かように浮き彫りになる国民意識との“ズレ”。改めて今回のトラブルについての見解を聞くべく、向井氏を電話で直撃すると、
「僕はデジタル庁の参与であって、デジタル庁を代表する立場にはありません。僕が喋ったことが国会で問題になって、“もう個人的見解は言うな”ということになっています」
そう言って、なぜか腰が引けている向井氏。この「僕が喋ったこと」とは、今年4月、日経クロステックのインタビューでマイナンバーの運用方法について問われた際の発言を指す。それが政府の見解と整合性がとれていないとして、国会で追及されていたのだ。
「立憲民主党にさんざんやられたんです。“デジタル庁の向井がこんなこと言って、けしからん”と。ゆえに、僕は一切この件に関しては喋りません。また国会でやられるのは嫌です。大臣からも“もう喋るな”と直接注意を受けたんですから」(同)
さすが河野大臣、キーマンとなるデジタル庁幹部の口を一早く封じていたわけだ。
政権の行方を左右
しかし、こうした発言がブーメランとなって自分のところへ戻ってくるのが世の常というもの。当の河野大臣がお沙汰を受ける可能性があるという。
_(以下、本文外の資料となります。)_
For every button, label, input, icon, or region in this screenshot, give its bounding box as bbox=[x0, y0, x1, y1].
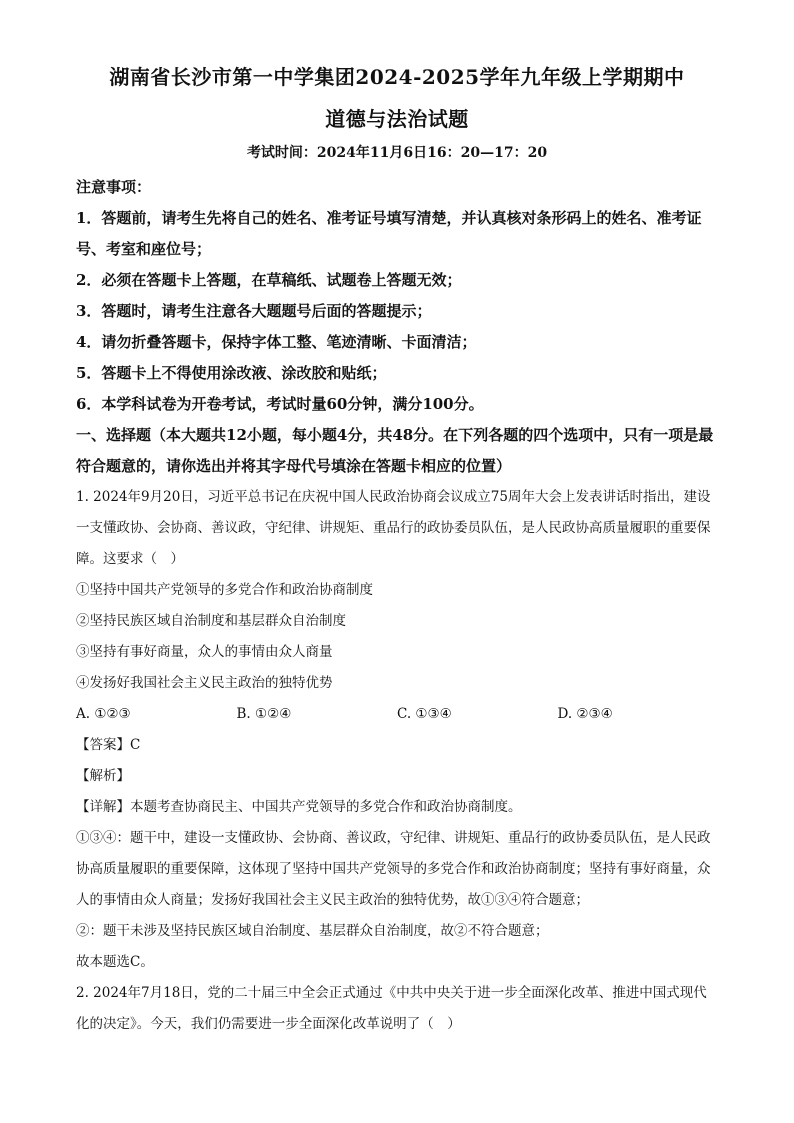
notice-item-2: 2．必须在答题卡上答题，在草稿纸、试题卷上答题无效； bbox=[76, 271, 462, 289]
choice-b: B. ①②④ bbox=[236, 706, 292, 722]
question-1-answer: 【答案】C bbox=[76, 737, 141, 753]
question-1-statement-2: ②坚持民族区域自治制度和基层群众自治制度 bbox=[76, 613, 346, 629]
notice-heading: 注意事项： bbox=[76, 178, 152, 196]
exam-title: 湖南省长沙市第一中学集团2024-2025学年九年级上学期期中 bbox=[109, 65, 685, 89]
question-1-statement-4: ④发扬好我国社会主义民主政治的独特优势 bbox=[76, 675, 333, 691]
section-heading-choice: 一、选择题（本大题共12小题，每小题4分，共48分。在下列各题的四个选项中，只有一项是最符合题意的，请你选出并将其字母代号填涂在答题卡相应的位置） bbox=[76, 426, 714, 475]
notice-item-4: 4．请勿折叠答题卡，保持字体工整、笔迹清晰、卡面清洁； bbox=[76, 333, 477, 351]
question-1-explanation: ①③④：题干中，建设一支懂政协、会协商、善议政，守纪律、讲规矩、重品行的政协委员队伍，是人民政协高质量履职的重要保障，这体现了坚持中国共产党领导的多党合作和政治协商制度；坚持有事好商量，众人的事情由众人商量；发扬好我国社会主义民主政治的独特优势，故①③④符合题意； bbox=[76, 830, 711, 908]
notice-item-3: 3．答题时，请考生注意各大题题号后面的答题提示； bbox=[76, 302, 432, 320]
exam-time: 考试时间：2024年11月6日16：20—17：20 bbox=[246, 145, 548, 161]
notice-item-5: 5．答题卡上不得使用涂改液、涂改胶和贴纸； bbox=[76, 364, 387, 382]
notice-item-6: 6．本学科试卷为开卷考试，考试时量60分钟，满分100分。 bbox=[76, 395, 484, 413]
choice-d: D. ②③④ bbox=[557, 706, 613, 722]
question-1-detail: 【详解】本题考查协商民主、中国共产党领导的多党合作和政治协商制度。 bbox=[76, 799, 522, 815]
question-1-choices bbox=[76, 699, 718, 730]
notice-item-1: 1．答题前，请考生先将自己的姓名、准考证号填写清楚，并认真核对条形码上的姓名、准考证号、考室和座位号； bbox=[76, 209, 702, 258]
question-1-exclusion: ②：题干未涉及坚持民族区域自治制度、基层群众自治制度，故②不符合题意； bbox=[76, 923, 549, 939]
question-1-analysis-heading: 【解析】 bbox=[76, 768, 130, 784]
question-1-conclusion: 故本题选C。 bbox=[76, 954, 154, 970]
question-2-stem: 2. 2024年7月18日，党的二十届三中全会正式通过《中共中央关于进一步全面深化改革、推进中国式现代化的决定》。今天，我们仍需要进一步全面深化改革说明了（ ） bbox=[76, 985, 707, 1032]
question-1-stem: 1. 2024年9月20日，习近平总书记在庆祝中国人民政治协商会议成立75周年大会上发表讲话时指出，建设一支懂政协、会协商、善议政，守纪律、讲规矩、重品行的政协委员队伍，是人民政协高质量履职的重要保障。这要求（ ） bbox=[76, 489, 711, 567]
question-1-statement-3: ③坚持有事好商量，众人的事情由众人商量 bbox=[76, 644, 333, 660]
exam-subject: 道德与法治试题 bbox=[325, 107, 469, 131]
question-1-statement-1: ①坚持中国共产党领导的多党合作和政治协商制度 bbox=[76, 582, 373, 598]
choice-c: C. ①③④ bbox=[397, 706, 452, 722]
choice-a: A. ①②③ bbox=[76, 706, 131, 722]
「今後の内閣改造で河野さんの処遇をどうするか、が焦点になってきます」
とは前出の青山氏。
「河野さんの側近議員の中には“ここで代わった方がいい”と話している人もいます。総理総裁を目指すには、党の役職を経験した方がいいだろうというわけです。だからといって、途中で投げ出せば、河野さんのイメージを傷つけることにもなる。このまま河野さんにやらせるべきか、否か。岸田総理の決断が政権の行方と河野さんの未来を左右することになります」
河野大臣が船頭となった国家的プロジェクトが迎えた大きな岐路。
「政府と国民との溝は深まるばかり」
評論家の大宅映子氏は一連の政府の対応に手厳しい。
「政府がそれでもマイナカードを広く普及させたいというなら、メリット・デメリットについてタウンミーティングを重ねるなどして、丁寧に説明すべきでしょう。そういうプロセスを飛ばして、ゴールに急いで向かおうとするから、ほころびが出てくる。このままだと政府の方針がコロコロ変わっていきかねず、整形手術を繰り返す人と同じような状況になりますよ。1カ所直したら別のところが気になりだして、気付いたらどんどんバランスが崩れていく、ということです」
ただし、こうも言う。
「国民がマイナカードを返納しても何かが変わるわけではありません。重要なのは、国民がヒステリックに騒ぐのではなく、個人情報にまつわる重大な問題について議論を重ねること。そうしないと、政府と国民との溝は深まるばかりです」(同)
ツイッターでは意に染まない意見を“ブロック”することで知られる河野大臣。国民との対話も経ず、高齢者や施設から聞こえてくるマイナカードへの悲痛な叫びも遮るのであれば、まさに“ブロック太郎”の真骨頂といえそうだ。